The transaction could help China secure more automotive semiconductors amid the global chip shortage and further strengthen its chip supply chain. It could also help China gain more access to semiconductors at a time the U.S. has blacklisted the country's largest contract chipmaker, Semiconductor Manufacturing International Co. Washington claims SMIC has military links, something the company has repeatedly denied.

Newport Wafer Fab counts Nexperia, Samsung, Motorola and other chip developers among its clients, according to the company. The chipmaker reported a 18.61 million pound ($25.6 million) net loss for 2020 on revenue of 30.91 million pounds, according to Wingtech's filing. The Chinese tech company's revenue, by comparison, grew more than 24% to 51.7 billion yuan ($8 billion) for 2020.

Nexperia, which is fully owned by Wingtech, is the largest Chinese automotive chipmaker and aims to compete with global leaders Infineon and NXP. It recently broke ground on a 12 billion yuan chip plant in Shanghai that is scheduled to begin production next year with an annual capacity of 400,000 wafers -- a significant expansion of China's automotive chip capacity.

Nexperia also opened research and development centers in Penang, Malaysia, and Shanghai, and is expanding its R&D facilities in Hong Kong, Hamburg, Germany, and Manchester, U.K., this year, according to the company.

Wingtech, founded in 2006 by Zhang, a former STMicroelectronics engineer, is a rising Chinese tech company that has aggressively expanded throughout the supply chain in recent years. In addition to tapping into semiconductors via its Nexperia purchase, Wingtech this year bought Chinese smartphone camera module maker O-Film Tech's factories after the latter was blacklisted by Washington and removed from Apple's supply chain over its alleged use of forced labor involving China's Uyghur Muslim minority. Chinese appliance-making giant Gree, and the Hefei government-backed Hefei Core Screen Industry Investment Fund are also Wingtech stakeholders.

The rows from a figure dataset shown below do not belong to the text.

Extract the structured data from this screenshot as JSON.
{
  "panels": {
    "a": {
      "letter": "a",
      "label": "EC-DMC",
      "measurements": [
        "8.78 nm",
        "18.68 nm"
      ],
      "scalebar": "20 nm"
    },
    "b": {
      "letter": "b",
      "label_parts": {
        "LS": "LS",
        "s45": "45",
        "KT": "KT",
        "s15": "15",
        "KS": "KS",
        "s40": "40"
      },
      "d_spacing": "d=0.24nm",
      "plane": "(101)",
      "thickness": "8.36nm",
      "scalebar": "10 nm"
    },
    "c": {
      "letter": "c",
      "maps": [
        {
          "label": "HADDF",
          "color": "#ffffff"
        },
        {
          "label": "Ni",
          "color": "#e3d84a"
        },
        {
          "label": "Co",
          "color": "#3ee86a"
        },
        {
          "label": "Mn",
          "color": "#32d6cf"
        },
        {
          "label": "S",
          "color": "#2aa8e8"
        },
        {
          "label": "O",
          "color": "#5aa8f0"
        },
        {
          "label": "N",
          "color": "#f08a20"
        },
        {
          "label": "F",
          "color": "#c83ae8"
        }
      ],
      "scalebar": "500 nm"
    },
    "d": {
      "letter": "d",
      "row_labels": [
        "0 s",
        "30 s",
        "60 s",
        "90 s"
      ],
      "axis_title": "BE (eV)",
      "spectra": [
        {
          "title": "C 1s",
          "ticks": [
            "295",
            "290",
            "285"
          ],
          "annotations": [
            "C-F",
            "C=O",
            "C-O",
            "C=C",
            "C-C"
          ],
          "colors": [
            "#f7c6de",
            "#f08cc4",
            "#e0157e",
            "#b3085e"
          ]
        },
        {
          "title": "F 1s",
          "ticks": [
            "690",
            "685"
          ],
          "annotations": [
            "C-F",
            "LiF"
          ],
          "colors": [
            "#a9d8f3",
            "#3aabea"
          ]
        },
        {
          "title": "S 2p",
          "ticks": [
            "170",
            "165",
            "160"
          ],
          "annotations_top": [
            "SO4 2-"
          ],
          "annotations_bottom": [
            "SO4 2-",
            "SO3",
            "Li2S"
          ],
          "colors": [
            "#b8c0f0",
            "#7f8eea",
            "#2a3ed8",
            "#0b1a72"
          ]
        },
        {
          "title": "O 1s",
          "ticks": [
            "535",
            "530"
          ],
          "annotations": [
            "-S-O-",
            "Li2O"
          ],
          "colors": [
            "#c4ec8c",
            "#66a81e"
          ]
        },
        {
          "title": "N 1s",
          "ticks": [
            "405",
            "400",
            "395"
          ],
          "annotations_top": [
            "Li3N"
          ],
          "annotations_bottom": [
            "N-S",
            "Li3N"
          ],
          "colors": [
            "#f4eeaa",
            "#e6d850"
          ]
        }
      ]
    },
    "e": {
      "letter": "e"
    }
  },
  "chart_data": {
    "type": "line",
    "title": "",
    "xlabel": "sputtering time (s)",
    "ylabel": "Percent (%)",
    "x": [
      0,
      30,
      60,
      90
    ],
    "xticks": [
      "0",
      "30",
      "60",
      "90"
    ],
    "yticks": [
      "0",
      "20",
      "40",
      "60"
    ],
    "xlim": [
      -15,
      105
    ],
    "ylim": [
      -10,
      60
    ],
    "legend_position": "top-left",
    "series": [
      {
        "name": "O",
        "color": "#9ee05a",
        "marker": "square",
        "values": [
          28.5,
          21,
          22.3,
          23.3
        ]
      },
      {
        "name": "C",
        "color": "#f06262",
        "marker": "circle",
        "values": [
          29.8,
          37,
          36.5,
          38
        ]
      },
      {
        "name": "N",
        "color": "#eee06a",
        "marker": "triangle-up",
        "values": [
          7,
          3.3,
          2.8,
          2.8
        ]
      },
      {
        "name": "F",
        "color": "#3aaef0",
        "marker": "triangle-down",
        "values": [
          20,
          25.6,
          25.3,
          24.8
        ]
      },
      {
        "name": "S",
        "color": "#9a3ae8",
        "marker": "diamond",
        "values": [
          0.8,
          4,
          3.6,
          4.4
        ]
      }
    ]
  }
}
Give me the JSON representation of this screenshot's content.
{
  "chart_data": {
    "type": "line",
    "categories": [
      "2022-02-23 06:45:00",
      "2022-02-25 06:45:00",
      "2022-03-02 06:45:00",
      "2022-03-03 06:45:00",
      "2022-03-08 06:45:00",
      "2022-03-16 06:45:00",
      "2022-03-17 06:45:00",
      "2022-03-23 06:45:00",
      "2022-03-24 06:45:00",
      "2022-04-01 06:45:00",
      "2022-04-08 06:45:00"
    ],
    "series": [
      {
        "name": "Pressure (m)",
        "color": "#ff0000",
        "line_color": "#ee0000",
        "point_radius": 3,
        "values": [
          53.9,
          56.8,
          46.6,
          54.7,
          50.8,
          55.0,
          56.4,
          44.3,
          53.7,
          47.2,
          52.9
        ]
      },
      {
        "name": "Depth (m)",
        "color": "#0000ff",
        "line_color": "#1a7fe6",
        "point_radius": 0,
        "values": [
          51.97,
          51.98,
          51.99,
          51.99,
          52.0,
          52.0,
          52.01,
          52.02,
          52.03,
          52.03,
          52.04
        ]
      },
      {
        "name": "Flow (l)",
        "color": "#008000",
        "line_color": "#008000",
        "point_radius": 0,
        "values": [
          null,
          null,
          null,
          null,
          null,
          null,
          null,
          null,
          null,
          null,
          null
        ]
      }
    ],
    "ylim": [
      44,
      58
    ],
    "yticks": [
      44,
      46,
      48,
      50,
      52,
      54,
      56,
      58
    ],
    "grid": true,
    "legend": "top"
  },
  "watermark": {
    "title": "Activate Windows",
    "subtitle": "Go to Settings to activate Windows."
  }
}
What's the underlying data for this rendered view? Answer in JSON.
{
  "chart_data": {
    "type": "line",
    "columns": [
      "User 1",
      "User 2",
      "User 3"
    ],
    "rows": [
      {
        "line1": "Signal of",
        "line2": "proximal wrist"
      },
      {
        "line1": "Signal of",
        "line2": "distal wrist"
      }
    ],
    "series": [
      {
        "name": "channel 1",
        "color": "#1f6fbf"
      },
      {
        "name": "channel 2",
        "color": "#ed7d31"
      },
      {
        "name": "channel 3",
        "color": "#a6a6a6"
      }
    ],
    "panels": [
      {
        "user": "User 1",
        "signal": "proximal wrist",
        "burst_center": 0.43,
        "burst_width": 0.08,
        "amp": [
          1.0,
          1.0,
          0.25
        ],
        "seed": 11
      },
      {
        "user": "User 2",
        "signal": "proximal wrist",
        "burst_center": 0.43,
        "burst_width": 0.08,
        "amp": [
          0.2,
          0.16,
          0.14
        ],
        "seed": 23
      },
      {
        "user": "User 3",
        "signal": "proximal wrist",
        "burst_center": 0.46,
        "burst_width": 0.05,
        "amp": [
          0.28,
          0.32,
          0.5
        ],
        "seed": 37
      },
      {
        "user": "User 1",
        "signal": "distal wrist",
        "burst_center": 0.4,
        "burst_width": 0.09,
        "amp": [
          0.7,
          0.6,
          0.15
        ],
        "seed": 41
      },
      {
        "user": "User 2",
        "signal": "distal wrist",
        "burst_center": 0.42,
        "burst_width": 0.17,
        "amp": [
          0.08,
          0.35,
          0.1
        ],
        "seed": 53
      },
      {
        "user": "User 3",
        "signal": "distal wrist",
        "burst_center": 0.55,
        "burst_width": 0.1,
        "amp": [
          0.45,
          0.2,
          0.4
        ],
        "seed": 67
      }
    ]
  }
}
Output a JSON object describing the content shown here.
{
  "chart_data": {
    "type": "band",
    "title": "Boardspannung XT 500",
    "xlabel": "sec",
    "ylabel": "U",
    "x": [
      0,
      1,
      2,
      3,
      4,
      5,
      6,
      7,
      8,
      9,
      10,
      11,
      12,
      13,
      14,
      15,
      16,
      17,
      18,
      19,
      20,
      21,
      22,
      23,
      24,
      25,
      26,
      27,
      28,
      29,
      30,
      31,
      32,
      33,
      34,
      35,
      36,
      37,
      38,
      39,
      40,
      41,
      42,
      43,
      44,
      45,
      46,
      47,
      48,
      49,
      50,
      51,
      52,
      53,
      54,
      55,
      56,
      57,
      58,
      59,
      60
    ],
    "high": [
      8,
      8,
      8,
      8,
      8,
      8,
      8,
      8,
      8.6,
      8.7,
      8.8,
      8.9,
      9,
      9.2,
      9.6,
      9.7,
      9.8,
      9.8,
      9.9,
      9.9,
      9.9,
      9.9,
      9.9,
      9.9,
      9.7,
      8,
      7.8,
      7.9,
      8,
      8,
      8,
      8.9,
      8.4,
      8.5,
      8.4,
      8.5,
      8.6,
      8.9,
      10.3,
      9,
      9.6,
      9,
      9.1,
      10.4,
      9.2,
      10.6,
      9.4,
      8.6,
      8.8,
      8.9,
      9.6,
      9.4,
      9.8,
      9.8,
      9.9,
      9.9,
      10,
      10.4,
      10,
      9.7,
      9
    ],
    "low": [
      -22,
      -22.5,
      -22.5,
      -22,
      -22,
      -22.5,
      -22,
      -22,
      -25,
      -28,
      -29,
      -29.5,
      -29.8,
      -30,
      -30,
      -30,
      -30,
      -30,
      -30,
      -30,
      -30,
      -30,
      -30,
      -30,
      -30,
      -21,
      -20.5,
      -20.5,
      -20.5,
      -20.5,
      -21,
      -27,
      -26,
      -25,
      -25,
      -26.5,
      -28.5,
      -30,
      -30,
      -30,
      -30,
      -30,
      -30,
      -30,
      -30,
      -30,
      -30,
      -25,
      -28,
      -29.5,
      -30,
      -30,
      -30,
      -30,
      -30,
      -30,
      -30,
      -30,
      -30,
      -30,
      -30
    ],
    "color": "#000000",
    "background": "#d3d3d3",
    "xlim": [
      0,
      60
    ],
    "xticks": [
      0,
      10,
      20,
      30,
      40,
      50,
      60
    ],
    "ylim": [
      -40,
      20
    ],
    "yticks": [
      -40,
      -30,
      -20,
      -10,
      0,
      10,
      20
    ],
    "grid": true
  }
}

There is some resistance to the deal in the U.K., however. Tom Tugendhat, chairman of the U.K.'s foreign affairs select committee, said in mid-June, when the takeover was still being mooted, that the sale of Newport Wafer Fab should be subject to review under the National Security and Investment Act.

"I must stress again that having the U.K.'s leading 200mm silicon and semiconductor technology development and processing facility being taken over by a Chinese entity, in my view, represents a significant economic and national security concern," Tugendhat said in a letter to the secretary of state for business. He reiterated his concerns over the sale in comments to CNBC on Monday.

Others have questioned the feasibility of the acquisition. Donnie Teng, a tech analyst with Nomura Securities who has tracked Wingtech for years, said it could be challenging for the company to manage its many new acquisitions while also expanding its own chip production facility in a short period of time.

"On the surface, it's a win for China to ensure the supplies of more semiconductor components. However, Wingtech is still a newcomer in terms of operating semiconductor businesses, which is extremely different from assembling consumer electronics products," Teng told Nikkei Asia. "The chip plant in the U.K. is also suffering from low efficiency and it remains to be seen whether the new owner could retain workers who know how to run chip factories."